Principais mudanças no rol de atividades eventuais ou de baixo impacto ambiental

Foi publicada no Diário Oficial do Estado de Minas Gerais em 04.12.2019, a Deliberação Normativa COPAM nº 236/2019 que regulamenta o disposto na alínea “m” do inciso III do art. 3º da Lei nº 20.922/2013, para estabelecer demais atividades eventuais ou de baixo impacto ambiental para fins de intervenção em área de preservação permanente e dá outras providências.


O QUE MUDOU?


Antes da publicação da DN nº 236/2019, a DN nº 226/2018 vigorava o mesmo intuito. Vejamos algumas alterações realizadas:


(i) EFLUENTES


Antes (DN nº 226/2018):

"Sistema de coleta, tratamento, lançamento e destinação final de efluentes líquidos, desde que não haja supressão de fragmento de vegetação nativa".


Agora (DN nº 236/2019):

"Sistemas de tratamento de efluentes sanitários em moradia de agricultores familiares, remanescentes de comunidades quilombolas e outras populações extrativistas e tradicionais em áreas rurais, desde que não haja supressão de fragmento de vegetação nativa".


(ii) AÇUDES E BARRAGENS


Antes (DN nº 226/2018):

"Açudes e barragens de acumulação de água fluvial para usos múltiplos, desde que não haja supressão de fragmento de vegetação nativa condicionada a autorização à prévia obtenção de outorga de direito de uso de recursos hídricos ou cadastro de uso insignificante".


Agora (DN nº 236/2019):

(v) Eagens de acumulação de água fluvial para usos múltiplos, com até 10 ha (dez hectares) de área inundada, desde que não haja supressão de fragmento de vegetação nativa".

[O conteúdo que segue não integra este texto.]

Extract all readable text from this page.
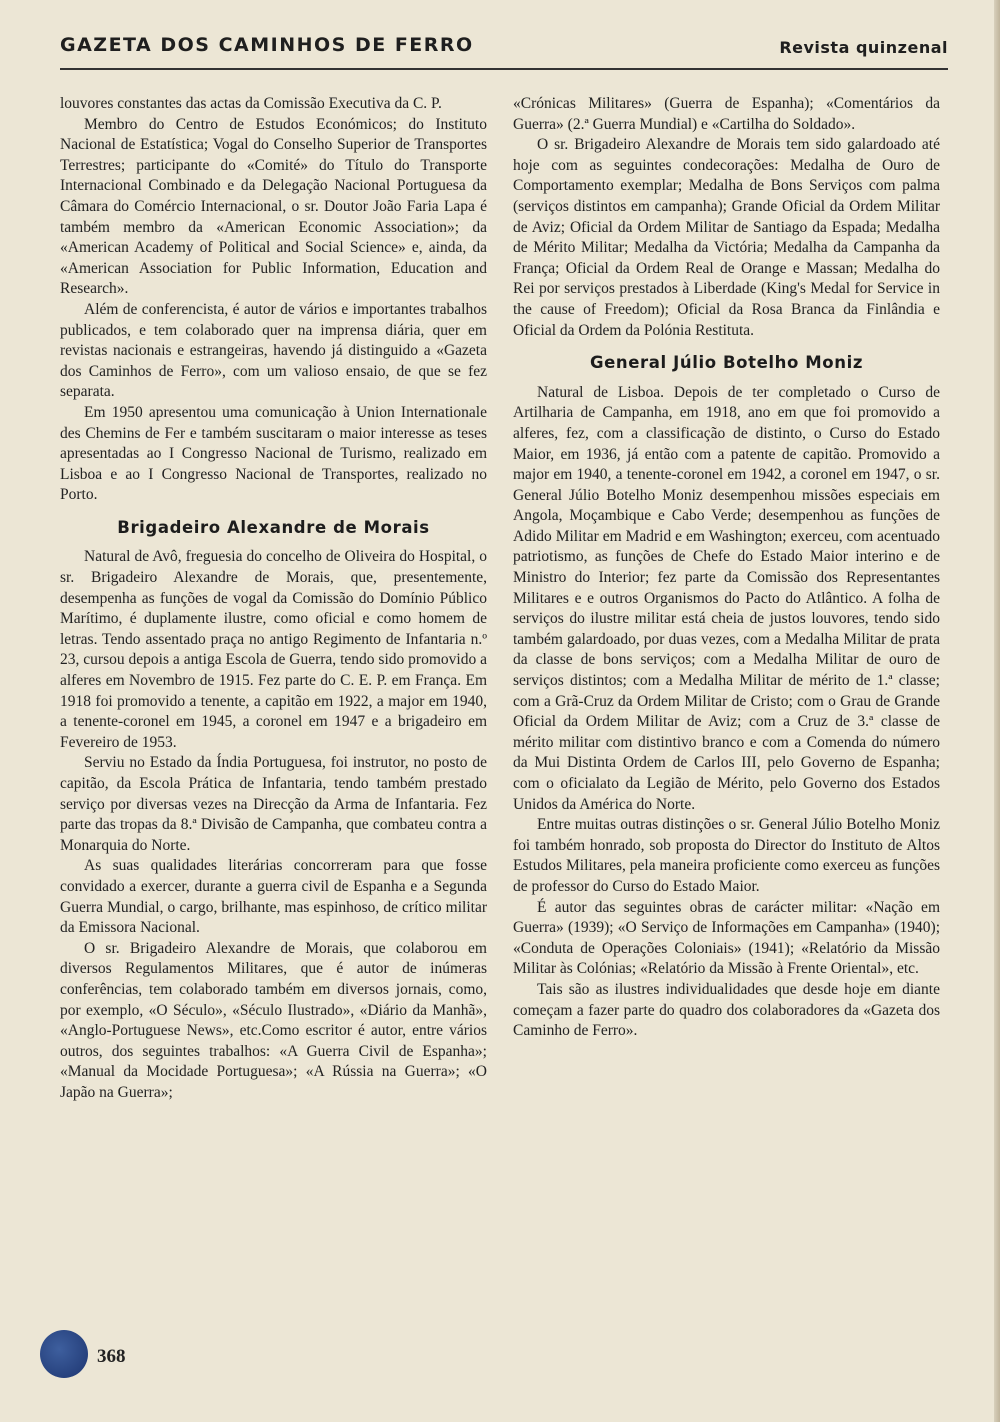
GAZETA DOS CAMINHOS DE FERRO	Revista quinzenal

louvores constantes das actas da Comissão Executiva da C. P.

Membro do Centro de Estudos Económicos; do Instituto Nacional de Estatística; Vogal do Conselho Superior de Transportes Terrestres; participante do «Comité» do Título do Transporte Internacional Combinado e da Delegação Nacional Portuguesa da Câmara do Comércio Internacional, o sr. Doutor João Faria Lapa é também membro da «American Economic Association»; da «American Academy of Political and Social Science» e, ainda, da «American Association for Public Information, Education and Research».

Além de conferencista, é autor de vários e importantes trabalhos publicados, e tem colaborado quer na imprensa diária, quer em revistas nacionais e estrangeiras, havendo já distinguido a «Gazeta dos Caminhos de Ferro», com um valioso ensaio, de que se fez separata.

Em 1950 apresentou uma comunicação à Union Internationale des Chemins de Fer e também suscitaram o maior interesse as teses apresentadas ao I Congresso Nacional de Turismo, realizado em Lisboa e ao I Congresso Nacional de Transportes, realizado no Porto.

Brigadeiro Alexandre de Morais

Natural de Avô, freguesia do concelho de Oliveira do Hospital, o sr. Brigadeiro Alexandre de Morais, que, presentemente, desempenha as funções de vogal da Comissão do Domínio Público Marítimo, é duplamente ilustre, como oficial e como homem de letras. Tendo assentado praça no antigo Regimento de Infantaria n.º 23, cursou depois a antiga Escola de Guerra, tendo sido promovido a alferes em Novembro de 1915. Fez parte do C. E. P. em França. Em 1918 foi promovido a tenente, a capitão em 1922, a major em 1940, a tenente-coronel em 1945, a coronel em 1947 e a brigadeiro em Fevereiro de 1953.

Serviu no Estado da Índia Portuguesa, foi instrutor, no posto de capitão, da Escola Prática de Infantaria, tendo também prestado serviço por diversas vezes na Direcção da Arma de Infantaria. Fez parte das tropas da 8.ª Divisão de Campanha, que combateu contra a Monarquia do Norte.

As suas qualidades literárias concorreram para que fosse convidado a exercer, durante a guerra civil de Espanha e a Segunda Guerra Mundial, o cargo, brilhante, mas espinhoso, de crítico militar da Emissora Nacional.

O sr. Brigadeiro Alexandre de Morais, que colaborou em diversos Regulamentos Militares, que é autor de inúmeras conferências, tem colaborado também em diversos jornais, como, por exemplo, «O Século», «Século Ilustrado», «Diário da Manhã», «Anglo-Portuguese News», etc.Como escritor é autor, entre vários outros, dos seguintes trabalhos: «A Guerra Civil de Espanha»; «Manual da Mocidade Portuguesa»; «A Rússia na Guerra»; «O Japão na Guerra»;

«Crónicas Militares» (Guerra de Espanha); «Comentários da Guerra» (2.ª Guerra Mundial) e «Cartilha do Soldado».

O sr. Brigadeiro Alexandre de Morais tem sido galardoado até hoje com as seguintes condecorações: Medalha de Ouro de Comportamento exemplar; Medalha de Bons Serviços com palma (serviços distintos em campanha); Grande Oficial da Ordem Militar de Aviz; Oficial da Ordem Militar de Santiago da Espada; Medalha de Mérito Militar; Medalha da Victória; Medalha da Campanha da França; Oficial da Ordem Real de Orange e Massan; Medalha do Rei por serviços prestados à Liberdade (King's Medal for Service in the cause of Freedom); Oficial da Rosa Branca da Finlândia e Oficial da Ordem da Polónia Restituta.

General Júlio Botelho Moniz

Natural de Lisboa. Depois de ter completado o Curso de Artilharia de Campanha, em 1918, ano em que foi promovido a alferes, fez, com a classificação de distinto, o Curso do Estado Maior, em 1936, já então com a patente de capitão. Promovido a major em 1940, a tenente-coronel em 1942, a coronel em 1947, o sr. General Júlio Botelho Moniz desempenhou missões especiais em Angola, Moçambique e Cabo Verde; desempenhou as funções de Adido Militar em Madrid e em Washington; exerceu, com acentuado patriotismo, as funções de Chefe do Estado Maior interino e de Ministro do Interior; fez parte da Comissão dos Representantes Militares e e outros Organismos do Pacto do Atlântico. A folha de serviços do ilustre militar está cheia de justos louvores, tendo sido também galardoado, por duas vezes, com a Medalha Militar de prata da classe de bons serviços; com a Medalha Militar de ouro de serviços distintos; com a Medalha Militar de mérito de 1.ª classe; com a Grã-Cruz da Ordem Militar de Cristo; com o Grau de Grande Oficial da Ordem Militar de Aviz; com a Cruz de 3.ª classe de mérito militar com distintivo branco e com a Comenda do número da Mui Distinta Ordem de Carlos III, pelo Governo de Espanha; com o oficialato da Legião de Mérito, pelo Governo dos Estados Unidos da América do Norte.

Entre muitas outras distinções o sr. General Júlio Botelho Moniz foi também honrado, sob proposta do Director do Instituto de Altos Estudos Militares, pela maneira proficiente como exerceu as funções de professor do Curso do Estado Maior.

É autor das seguintes obras de carácter militar: «Nação em Guerra» (1939); «O Serviço de Informações em Campanha» (1940); «Conduta de Operações Coloniais» (1941); «Relatório da Missão Militar às Colónias; «Relatório da Missão à Frente Oriental», etc.

Tais são as ilustres individualidades que desde hoje em diante começam a fazer parte do quadro dos colaboradores da «Gazeta dos Caminho de Ferro».

368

(iii) POÇOS TUBULARES PARA CAPTAÇÃO DE ÁGUA SUBTERRÂNEA


Antes (DN nº 226/2018):

"Poços tubulares para captação de água subterrânea, desde que obtida a autorização para perfuração".


Agora (DN nº 236/2019):

"Poços manuais ou tubulares para captação de água subterrânea, com laje sanitária de até 4 m² (quatro metros quadrados), desde que obtida a autorização para perfuração quando couber, e que não haja supressão de fragmento de vegetação nativa, inclusive para abertura de estradas de acesso".


(iv) PROTEÇÃO DE NASCENTES


Antes (DN nº 226/2018):

"Limpeza, desassoreamento e sistema de captação e proteção de nascentes, visando melhoria e conservação de vazão, para manutenção dos serviços ecossistêmicos e eventual captação para atendimento das necessidades básicas das unidades familiares rurais, limitando-se a intervenção a 6 m² (seis metros quadrados), desde que obtida a outorga de direito de uso de recursos hídricos ou cadastro de uso insignificante, quando couber".


A nova DN não prevê mais tal possibilidade, a nova condição passou a ser:


Agora (DN nº 236/2019):

"Dispositivo de até 6 m² (seis metros quadrados), em área de preservação permanente de nascentes degradadas, para proteção, recuperação das funções ecossistêmicas, captação de água para atendimento das atividades agrossilvipastoris e das necessidades das unidades familiares rurais".


(v) EDIFICAÇÕES


Antes (DN nº 226/2018):

"Edificação em pavimentos sobre a mesma base de ocupação regular de área de preservação permanente".


A nova DN não prevê mais tal possibilidade, a nova condição passou a ser:


Agora (DN nº 236/2019):

"Rampas para voo livre e monumentos culturais e religiosos nas áreas de preservação permanente a que se referem os incisos V, VI, VII e VIII do art. 9º da Lei nº 20.922 de 16 de outubro de 2013, limitados a 5.000 m² (cinco mil metros quadrados), incluídas as infraestruturas de apoio, desde que não haja supressão de maciço florestal".


REVOGAÇÕES


Além da Deliberação Normativa Copam nº 226/2018 supracitada, foram revogadas também: a Deliberação Normativa Copam nº 73/2004 e a Deliberação Normativa Copam nº 114/2008.